Ik had al vanaf het begin gezien dat het allemaal toneelspel was. Ik onthield altijd alle details. Ik had genoeg echte grenswachters gezien om er zeker van te zijn dat zij dat niet waren. Hun capes leken erg op die van echte grenswachters, maar hadden een ander embleem. Bovendien gebruikten ze heel andere wapens. Ik wist dat er iets achter zat, meer dan rijkdom, macht en mooie vrouwen. Ik had echter geen flauw idee wat.
"We zijn echte grenswachters." Probeerde hij nog. Maar het kwam er niet erg overtuigend uit.
"In een eerste oogopslag zien jullie er inderdaad zo uit. Maar echte grenswachters komen niet uit het hof van de Kersenbloesems. Bovendien zouden ze nooit zomaar indringers laten gaan. Dus ik vraag het je nog een keer. Waarom doen jullie in godsnaam alsof jullie grenswachters zijn?!"

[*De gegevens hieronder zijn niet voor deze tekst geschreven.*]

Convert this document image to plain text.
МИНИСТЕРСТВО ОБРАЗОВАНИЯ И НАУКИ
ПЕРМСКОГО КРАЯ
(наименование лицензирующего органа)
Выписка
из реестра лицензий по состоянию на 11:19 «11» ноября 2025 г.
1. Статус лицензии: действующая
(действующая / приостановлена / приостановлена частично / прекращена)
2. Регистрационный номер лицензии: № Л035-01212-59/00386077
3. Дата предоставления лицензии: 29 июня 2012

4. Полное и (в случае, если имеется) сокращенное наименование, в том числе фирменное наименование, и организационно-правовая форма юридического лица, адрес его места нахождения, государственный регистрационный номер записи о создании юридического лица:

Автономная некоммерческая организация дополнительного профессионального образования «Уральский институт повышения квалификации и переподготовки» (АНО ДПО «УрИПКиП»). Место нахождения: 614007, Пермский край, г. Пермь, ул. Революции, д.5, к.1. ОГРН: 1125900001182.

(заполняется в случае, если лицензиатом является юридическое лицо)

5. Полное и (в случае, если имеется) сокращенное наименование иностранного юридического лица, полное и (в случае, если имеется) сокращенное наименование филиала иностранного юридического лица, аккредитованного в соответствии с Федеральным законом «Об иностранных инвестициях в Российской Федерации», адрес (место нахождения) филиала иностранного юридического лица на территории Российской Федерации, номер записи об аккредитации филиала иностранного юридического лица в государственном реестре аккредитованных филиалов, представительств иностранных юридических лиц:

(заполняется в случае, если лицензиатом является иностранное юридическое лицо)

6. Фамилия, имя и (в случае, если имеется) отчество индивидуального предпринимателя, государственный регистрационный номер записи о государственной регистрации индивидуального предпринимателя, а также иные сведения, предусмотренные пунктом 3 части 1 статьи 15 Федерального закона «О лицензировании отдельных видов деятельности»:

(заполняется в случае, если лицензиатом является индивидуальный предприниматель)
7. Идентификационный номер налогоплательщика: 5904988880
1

De doodsangst stond nu in zijn ogen te lezen. Bibberend ademde hij uit.
"Het was Noël's idee." Begon hij snel. "Ik heb hier niks mee te maken."
"Ja, ja. Liegen tegen mij heeft geen zin. Vertel me wat je weet." Ik drukte hem nog wat steviger tegen de boom aan.
Vuil keek hij me aan.
"Noël vermoordt me." Fluisterde hij meer tegen zichzelf dan tegen mij.
"Oké dan. We zijn gekomen voor dat vriendinnetje van je."
Verbaasd staarde ik hem aan.
"Willow? Hoe bedoel je?"
Hij lachte op een enge manier. Zijn ogen hingen een beetje door de alcohol en zijn gezicht zag er plots enorm creepy uit.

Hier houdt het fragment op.